24. [CALIFORNIA]. The California Star. Yerba Buena [San Francisco], vol. 1, no. 9, March 6, 1847. [4] pp., printed in three columns. Small folio. Very light foxing and one mild waterstain at lower left, old stitch holes at left blank margin, overall very good. Preserved in half brown hard-grain morocco and brown cloth slipcase and chemise. Laid in is TLs of Warren Howell to Mrs. Daniel Volkmann regarding the history of California newspapers.
    First edition of a very early issue of San Francisco’s first newspaper, edited by Samuel Brannan. Fahey, p. 134. Kemble, p. 276. Kurutz & Mathes, The Forgotten War, p. 127. This issue contains many interesting details relating to the transition of California from Mexican to U.S. rule: notice of Kearny’s appointment as governor; designation of Monterey as new seat of the government of California; Frémont ordered to Monterey; Shubrick and Kearny’s circular that the President of the U.S. wishes to “secure to the people of California a share of the good government and happy civil organization enjoyed by the people of the U.S. and to protect them...from the attacks of the foreign foes”; proclamation prohibiting enslavement of California Indians; conquest of New Mexico; and establishment of legislative council by the citizens of Yerba Buena.

25. [CALIFORNIA]. The California Star. San Francisco, vol. 1, no. 34, August 28, 1847. [4] pp., printed in three columns. Small folio. Very light foxing and some moderate to heavy stains on first and last pages, old stitch holes at left blank margin, creased where folded, overall good to fair.

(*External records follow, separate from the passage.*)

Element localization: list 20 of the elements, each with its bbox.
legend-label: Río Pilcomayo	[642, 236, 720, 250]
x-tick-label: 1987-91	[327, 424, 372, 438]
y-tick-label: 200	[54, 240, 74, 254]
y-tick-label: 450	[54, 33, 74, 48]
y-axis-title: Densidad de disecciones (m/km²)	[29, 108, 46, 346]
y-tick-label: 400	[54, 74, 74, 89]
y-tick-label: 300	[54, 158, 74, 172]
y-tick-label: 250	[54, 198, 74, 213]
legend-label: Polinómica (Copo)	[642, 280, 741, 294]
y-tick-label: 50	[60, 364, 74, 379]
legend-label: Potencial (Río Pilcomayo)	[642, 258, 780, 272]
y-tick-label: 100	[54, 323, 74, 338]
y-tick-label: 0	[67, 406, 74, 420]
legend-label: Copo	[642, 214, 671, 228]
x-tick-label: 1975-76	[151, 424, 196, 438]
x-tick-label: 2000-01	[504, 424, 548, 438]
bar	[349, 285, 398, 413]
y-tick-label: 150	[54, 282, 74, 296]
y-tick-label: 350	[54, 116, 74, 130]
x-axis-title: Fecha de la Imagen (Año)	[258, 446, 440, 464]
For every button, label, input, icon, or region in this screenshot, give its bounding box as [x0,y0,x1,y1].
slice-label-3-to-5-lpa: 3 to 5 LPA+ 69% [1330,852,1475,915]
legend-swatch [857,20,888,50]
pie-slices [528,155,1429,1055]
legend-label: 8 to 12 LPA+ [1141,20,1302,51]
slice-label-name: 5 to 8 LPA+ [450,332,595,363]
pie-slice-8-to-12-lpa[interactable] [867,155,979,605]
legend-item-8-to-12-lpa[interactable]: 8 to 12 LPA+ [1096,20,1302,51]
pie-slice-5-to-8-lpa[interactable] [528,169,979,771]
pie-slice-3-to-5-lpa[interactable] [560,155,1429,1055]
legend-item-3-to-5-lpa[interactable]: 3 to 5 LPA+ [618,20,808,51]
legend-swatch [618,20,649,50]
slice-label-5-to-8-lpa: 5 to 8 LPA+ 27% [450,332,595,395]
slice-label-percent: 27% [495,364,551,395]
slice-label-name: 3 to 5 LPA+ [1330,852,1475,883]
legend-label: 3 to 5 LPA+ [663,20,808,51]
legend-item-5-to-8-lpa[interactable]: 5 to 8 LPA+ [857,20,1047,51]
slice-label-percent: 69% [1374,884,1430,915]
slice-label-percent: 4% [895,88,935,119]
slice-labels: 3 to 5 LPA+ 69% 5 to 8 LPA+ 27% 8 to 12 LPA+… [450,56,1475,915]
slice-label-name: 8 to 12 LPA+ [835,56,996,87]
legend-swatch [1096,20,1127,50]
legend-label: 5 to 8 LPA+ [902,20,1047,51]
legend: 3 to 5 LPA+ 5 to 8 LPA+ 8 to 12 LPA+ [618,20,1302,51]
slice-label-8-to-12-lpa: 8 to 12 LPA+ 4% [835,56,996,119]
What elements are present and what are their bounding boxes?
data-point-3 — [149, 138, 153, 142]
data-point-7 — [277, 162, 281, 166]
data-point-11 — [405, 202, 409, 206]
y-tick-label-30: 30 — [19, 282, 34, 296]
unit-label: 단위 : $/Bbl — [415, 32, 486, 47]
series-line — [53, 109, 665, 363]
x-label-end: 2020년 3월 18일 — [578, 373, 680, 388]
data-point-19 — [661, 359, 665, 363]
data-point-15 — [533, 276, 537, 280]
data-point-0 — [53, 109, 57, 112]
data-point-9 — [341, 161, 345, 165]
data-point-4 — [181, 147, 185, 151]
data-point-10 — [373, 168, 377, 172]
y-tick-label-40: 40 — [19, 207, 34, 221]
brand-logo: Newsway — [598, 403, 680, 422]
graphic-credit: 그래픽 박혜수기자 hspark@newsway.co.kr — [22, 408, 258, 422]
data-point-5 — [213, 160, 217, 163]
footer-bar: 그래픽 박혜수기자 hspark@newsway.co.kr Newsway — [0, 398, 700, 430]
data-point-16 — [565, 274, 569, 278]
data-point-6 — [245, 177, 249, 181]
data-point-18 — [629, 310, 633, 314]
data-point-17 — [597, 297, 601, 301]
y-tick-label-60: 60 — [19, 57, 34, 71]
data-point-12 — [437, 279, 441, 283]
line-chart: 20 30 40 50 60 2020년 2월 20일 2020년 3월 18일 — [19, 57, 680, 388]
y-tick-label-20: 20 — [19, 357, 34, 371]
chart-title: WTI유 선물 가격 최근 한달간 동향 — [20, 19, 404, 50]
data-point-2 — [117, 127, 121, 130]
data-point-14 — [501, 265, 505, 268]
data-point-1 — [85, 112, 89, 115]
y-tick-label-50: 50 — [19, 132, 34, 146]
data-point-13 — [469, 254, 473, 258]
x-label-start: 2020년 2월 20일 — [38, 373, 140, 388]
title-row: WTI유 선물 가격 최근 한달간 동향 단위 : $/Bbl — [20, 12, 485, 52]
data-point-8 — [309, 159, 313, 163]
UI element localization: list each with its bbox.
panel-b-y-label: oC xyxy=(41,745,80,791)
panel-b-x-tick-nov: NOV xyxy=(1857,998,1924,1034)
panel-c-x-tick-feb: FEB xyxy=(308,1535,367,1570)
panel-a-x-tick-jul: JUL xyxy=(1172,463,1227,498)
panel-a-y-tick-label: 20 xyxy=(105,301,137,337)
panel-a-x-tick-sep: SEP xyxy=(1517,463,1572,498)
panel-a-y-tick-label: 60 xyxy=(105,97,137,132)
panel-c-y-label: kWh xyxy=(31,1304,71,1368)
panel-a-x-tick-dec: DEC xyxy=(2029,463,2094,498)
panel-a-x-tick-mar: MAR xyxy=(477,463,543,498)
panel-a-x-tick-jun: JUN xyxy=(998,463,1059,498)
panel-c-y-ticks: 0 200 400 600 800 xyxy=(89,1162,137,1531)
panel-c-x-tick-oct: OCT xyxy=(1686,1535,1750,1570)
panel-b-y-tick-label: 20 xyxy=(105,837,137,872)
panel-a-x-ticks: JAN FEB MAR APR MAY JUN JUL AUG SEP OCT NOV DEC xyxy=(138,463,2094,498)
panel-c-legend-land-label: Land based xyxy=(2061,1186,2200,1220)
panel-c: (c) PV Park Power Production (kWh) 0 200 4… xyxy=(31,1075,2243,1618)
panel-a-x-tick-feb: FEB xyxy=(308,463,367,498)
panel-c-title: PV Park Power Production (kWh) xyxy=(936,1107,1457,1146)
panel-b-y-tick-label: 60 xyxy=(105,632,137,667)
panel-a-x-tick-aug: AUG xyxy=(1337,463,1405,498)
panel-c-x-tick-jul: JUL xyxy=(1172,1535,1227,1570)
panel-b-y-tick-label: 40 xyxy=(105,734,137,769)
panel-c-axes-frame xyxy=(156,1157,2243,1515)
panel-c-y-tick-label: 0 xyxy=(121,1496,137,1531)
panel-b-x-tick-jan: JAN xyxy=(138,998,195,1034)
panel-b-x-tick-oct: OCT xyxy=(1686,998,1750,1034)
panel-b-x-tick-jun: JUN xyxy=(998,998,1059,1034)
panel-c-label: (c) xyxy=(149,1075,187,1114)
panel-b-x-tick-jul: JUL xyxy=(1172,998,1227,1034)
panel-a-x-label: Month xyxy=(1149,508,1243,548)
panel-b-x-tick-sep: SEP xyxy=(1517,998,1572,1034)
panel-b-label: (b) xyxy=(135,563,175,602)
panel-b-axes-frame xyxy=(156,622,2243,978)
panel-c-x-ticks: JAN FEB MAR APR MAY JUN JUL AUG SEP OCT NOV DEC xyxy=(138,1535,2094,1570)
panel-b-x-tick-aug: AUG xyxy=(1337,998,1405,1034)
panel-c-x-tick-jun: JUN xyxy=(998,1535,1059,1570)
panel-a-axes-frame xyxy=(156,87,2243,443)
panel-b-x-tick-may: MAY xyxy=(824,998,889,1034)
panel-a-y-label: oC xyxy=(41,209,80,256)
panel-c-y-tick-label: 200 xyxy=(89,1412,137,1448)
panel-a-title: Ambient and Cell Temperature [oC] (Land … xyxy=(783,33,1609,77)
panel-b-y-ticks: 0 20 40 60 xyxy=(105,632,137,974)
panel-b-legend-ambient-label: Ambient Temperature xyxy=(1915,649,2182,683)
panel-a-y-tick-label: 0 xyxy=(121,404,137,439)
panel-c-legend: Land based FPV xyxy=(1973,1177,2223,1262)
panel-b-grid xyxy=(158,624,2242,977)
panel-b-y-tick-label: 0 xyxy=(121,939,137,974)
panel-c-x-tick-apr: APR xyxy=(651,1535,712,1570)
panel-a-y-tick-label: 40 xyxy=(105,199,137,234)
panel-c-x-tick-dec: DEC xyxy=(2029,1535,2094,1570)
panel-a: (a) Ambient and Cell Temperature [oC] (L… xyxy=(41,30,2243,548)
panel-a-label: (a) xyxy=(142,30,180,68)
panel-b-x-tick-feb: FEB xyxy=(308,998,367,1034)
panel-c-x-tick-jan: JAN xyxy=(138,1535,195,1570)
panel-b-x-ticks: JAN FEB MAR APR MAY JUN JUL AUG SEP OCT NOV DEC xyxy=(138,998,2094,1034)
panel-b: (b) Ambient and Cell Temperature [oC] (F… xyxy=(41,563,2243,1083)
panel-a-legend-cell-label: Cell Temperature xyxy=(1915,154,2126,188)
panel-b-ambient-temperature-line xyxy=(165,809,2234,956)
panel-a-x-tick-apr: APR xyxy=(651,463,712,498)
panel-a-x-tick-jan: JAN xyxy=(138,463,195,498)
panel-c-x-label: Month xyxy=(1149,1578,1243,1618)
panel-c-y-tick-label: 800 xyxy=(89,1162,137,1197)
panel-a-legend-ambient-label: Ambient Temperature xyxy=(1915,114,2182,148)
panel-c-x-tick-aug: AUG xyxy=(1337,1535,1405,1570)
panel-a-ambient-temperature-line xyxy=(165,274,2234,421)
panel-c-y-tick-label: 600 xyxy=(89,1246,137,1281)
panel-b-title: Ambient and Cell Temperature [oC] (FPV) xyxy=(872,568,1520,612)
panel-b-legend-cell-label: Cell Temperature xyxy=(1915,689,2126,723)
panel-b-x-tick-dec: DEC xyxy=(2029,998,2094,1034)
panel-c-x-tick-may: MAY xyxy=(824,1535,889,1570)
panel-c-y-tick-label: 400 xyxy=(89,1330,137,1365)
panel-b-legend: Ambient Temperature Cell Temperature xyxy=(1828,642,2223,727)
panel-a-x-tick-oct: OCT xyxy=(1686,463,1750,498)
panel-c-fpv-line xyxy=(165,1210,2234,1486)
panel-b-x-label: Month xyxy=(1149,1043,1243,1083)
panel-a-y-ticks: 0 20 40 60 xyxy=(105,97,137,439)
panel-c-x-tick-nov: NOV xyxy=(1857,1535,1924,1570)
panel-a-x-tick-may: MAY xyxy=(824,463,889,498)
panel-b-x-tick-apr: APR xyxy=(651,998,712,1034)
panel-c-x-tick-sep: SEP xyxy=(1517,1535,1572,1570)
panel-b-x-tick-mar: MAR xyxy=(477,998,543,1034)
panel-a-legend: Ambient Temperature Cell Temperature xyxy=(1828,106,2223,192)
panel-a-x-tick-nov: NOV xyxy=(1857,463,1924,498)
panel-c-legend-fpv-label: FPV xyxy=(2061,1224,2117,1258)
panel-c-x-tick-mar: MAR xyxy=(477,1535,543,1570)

    First edition of a very early issue of San Francisco’s first newspaper, edited by Samuel Brannan. Fahey, p. 134. Kemble, p. 276. Kurutz & Mathes, The Forgotten War, p. 127. Nearly one-third of this issue is taken up with a very early detailed report and statistics concerning San Francisco. Among the figures given are that there are 459 inhabitants, the majority of them male and born in the U.S. Only 38 people are listed as having been born in California itself; 4 were born at sea. White males are most frequently employed as carpenters (26) or laborers (20). There is only one minister, one schoolteacher, and one brewer. In the previous year thirty “poor affairs” of houses were built. The author confidently predicts that San Francisco will surpass Monterey in all aspects. This census by “E. G.” is certainly an early, if not the earliest, statistical description of the city after the U.S. takeover. Also included are various Mexican-American War news items, including a brief report on the Battle of Agua Frio.